Verder zijn er de geel-blauwe vlag van Diepenheim, de Nederlandse
vlag, de Overijsselse vlag en de vlag met het Twentse Ros. Vanaf
1973 rijdt er direct achter de Harmonie een open koets met daarin
het koningspaar van het voorgaande jaar en de jeugdkoning en
-koningin. Dat zijn de kinderen die een week voor het
schuttersfeest de beste resultaten behaalden bij de kinderspelen.

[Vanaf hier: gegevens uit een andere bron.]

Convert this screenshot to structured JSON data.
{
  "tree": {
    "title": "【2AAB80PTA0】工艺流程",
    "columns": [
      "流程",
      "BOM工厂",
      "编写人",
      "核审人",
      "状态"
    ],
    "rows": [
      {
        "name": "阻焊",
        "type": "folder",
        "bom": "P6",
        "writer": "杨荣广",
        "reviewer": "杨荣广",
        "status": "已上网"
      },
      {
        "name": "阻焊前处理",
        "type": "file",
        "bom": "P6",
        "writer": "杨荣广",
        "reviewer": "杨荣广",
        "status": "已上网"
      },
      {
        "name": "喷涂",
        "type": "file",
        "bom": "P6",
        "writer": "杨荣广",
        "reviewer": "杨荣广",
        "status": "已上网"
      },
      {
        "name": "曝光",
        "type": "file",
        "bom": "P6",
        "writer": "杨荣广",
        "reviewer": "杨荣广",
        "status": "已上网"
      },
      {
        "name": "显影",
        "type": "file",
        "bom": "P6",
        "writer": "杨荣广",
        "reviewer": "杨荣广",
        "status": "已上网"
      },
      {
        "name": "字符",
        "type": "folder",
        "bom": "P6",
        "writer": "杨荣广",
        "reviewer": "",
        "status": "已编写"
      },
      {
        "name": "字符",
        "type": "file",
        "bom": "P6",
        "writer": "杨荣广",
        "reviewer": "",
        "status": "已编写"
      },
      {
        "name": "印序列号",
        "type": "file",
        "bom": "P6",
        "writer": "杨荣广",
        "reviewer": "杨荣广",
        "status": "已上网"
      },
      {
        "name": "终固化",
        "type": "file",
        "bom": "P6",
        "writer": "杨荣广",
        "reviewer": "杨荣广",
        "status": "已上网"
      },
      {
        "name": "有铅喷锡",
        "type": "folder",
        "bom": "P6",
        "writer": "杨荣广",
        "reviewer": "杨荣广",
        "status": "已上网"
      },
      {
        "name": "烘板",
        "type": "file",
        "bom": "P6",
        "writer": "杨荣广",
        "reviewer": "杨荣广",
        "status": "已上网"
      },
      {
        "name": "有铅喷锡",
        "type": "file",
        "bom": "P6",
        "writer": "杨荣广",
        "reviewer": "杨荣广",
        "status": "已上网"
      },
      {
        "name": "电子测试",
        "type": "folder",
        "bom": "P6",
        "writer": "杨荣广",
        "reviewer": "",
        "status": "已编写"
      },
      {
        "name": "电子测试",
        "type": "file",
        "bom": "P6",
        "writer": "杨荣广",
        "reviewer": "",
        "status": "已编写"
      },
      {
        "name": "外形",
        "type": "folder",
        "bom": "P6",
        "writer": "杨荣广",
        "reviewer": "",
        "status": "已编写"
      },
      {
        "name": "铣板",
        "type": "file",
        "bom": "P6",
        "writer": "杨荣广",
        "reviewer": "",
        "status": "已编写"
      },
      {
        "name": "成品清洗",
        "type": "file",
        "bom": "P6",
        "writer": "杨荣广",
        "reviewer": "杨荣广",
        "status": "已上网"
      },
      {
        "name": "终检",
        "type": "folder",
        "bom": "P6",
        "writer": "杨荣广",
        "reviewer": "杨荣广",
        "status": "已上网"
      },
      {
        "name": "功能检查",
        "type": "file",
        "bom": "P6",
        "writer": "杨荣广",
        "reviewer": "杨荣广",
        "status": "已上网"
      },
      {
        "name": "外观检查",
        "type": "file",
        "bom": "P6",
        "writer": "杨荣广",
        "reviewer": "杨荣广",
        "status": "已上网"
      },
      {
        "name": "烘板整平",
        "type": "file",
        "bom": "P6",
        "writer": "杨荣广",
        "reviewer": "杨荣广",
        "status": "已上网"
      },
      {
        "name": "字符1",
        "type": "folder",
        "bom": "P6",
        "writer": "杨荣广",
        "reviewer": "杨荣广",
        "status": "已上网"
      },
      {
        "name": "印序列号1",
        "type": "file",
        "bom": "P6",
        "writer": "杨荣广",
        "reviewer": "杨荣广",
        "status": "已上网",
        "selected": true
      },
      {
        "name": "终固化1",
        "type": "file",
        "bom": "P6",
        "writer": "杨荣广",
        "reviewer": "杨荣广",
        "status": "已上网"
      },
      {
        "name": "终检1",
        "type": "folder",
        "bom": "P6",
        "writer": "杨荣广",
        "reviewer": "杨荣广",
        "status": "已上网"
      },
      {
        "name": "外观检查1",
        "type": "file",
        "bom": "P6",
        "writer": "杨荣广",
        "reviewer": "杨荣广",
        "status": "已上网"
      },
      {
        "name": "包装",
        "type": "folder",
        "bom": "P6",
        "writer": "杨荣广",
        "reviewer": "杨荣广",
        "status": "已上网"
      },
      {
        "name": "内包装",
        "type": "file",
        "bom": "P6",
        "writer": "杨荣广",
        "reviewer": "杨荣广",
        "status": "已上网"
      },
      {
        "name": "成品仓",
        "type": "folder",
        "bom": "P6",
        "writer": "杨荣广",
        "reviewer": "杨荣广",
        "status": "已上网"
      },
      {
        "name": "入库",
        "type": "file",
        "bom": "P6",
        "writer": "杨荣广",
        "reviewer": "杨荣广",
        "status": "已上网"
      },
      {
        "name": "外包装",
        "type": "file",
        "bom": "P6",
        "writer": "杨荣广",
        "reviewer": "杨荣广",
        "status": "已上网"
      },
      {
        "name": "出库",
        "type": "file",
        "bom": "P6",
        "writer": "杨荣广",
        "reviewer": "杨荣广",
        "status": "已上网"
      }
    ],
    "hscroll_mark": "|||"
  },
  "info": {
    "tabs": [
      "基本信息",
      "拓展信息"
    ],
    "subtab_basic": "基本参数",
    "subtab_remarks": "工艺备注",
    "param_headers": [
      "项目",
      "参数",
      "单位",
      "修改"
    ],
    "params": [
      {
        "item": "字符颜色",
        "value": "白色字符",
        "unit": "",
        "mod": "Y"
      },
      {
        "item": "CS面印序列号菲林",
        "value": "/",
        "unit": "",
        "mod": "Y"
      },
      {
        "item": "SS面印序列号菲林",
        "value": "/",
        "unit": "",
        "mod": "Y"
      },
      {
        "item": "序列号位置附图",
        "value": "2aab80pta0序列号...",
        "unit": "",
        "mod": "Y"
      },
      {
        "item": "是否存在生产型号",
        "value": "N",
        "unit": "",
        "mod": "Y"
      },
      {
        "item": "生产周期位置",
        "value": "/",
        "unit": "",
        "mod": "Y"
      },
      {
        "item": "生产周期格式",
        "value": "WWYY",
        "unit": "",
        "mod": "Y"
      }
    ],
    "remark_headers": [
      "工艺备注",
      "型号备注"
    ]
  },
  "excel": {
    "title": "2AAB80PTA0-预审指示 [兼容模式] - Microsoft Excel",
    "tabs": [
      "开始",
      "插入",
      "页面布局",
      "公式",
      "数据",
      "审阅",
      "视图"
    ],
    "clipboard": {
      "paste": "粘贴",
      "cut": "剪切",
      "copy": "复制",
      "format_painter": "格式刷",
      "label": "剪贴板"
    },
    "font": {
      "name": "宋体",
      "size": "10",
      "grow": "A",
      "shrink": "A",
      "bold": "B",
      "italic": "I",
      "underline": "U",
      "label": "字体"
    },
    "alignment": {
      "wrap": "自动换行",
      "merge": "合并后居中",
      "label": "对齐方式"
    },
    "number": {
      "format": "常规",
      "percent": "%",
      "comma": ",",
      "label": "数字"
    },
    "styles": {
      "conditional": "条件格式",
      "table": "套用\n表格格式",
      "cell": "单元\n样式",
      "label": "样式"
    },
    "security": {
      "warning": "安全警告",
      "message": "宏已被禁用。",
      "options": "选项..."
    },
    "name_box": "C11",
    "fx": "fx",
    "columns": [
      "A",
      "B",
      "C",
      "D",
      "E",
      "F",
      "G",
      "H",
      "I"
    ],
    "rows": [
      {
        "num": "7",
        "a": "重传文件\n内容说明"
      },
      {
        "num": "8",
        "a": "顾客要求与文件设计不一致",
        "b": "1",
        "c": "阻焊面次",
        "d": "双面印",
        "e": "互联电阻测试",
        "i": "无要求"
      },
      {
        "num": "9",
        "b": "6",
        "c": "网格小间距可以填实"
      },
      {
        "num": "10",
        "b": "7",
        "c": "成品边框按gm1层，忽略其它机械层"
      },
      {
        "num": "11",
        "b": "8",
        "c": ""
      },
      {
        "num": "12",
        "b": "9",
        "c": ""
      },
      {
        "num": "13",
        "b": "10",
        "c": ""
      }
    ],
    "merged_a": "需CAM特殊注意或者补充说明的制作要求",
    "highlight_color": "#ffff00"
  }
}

Sinds 1977 doen ook de Stedeker Krummels mee. Ze zitten in een
huifkar en treden alleen op bij het gemeentehuis. De Landelijke
Rijvereniging en Ponyclub Diepenheim werd in de jaren tachtig een
vast onderdeel van de optocht. Tenslotte werd ook Klepperderk (de
stadsomroeper) nog aan de optocht toegevoegd.
Schuttersverenigingen
Rond 1900 werden er overal schietverenigingen opgericht. Het
waren meestal plaatselijke afdelingen van de Volksweerbaarheid,
door de overheid gesteund door het beschikbaar stellen van geweren
en patronen. In de Diepenheimse school Stedeke gaf een
sergeant-majoor een wapencursus, de praktijklessen vonden plaats op
de schietbaan op het Oosterkampsveld. De schietvereniging had de
naam Koningin Emma. Op een bepaald moment waren er meer dan 100
leden. Regelmatig werden er wedstrijden gehouden tegen de schutters
van de Volksweerbaarheid uit de omtrek. Voor de meeste leden was
het echter meer een gezelligheidsvereniging. Er was een buffet,
muzikanten lieten zich horen en later werd er ook gevoetbald en
gekorfbald. Een zomerse zondag in september van 1913 werd een
rampzondag. Bij een blikseminslag werd B.J. Stokreef dodelijk
getroffen en twee anderen raakten gewond. In augustus 1914 kreeg de
secretaris Jan Bruil bezoek van burgemeester Robert graaf
Schimmelpenninck en veldwachter Klaas Jager. Zij deelden hem mee
dat de schietvereniging alle wapens en munitie diende in te
leveren. Er bleven alleen nog maar schutters zonder geweren en
patronen over. En dat was het einde van de schietvereniging
Koningin Emma. In 1967 werd er opnieuw een schietvereniging
opgericht, die de naam Prins Willem Alexander kreeg. Deze
vereniging heeft haar oefenbaan in de kelder van camping de
Mölnhöfte. De leden bezoeken wedstrijden in regionaal verband en
hadden reeds één keer een nationaal kampioen in hun midden.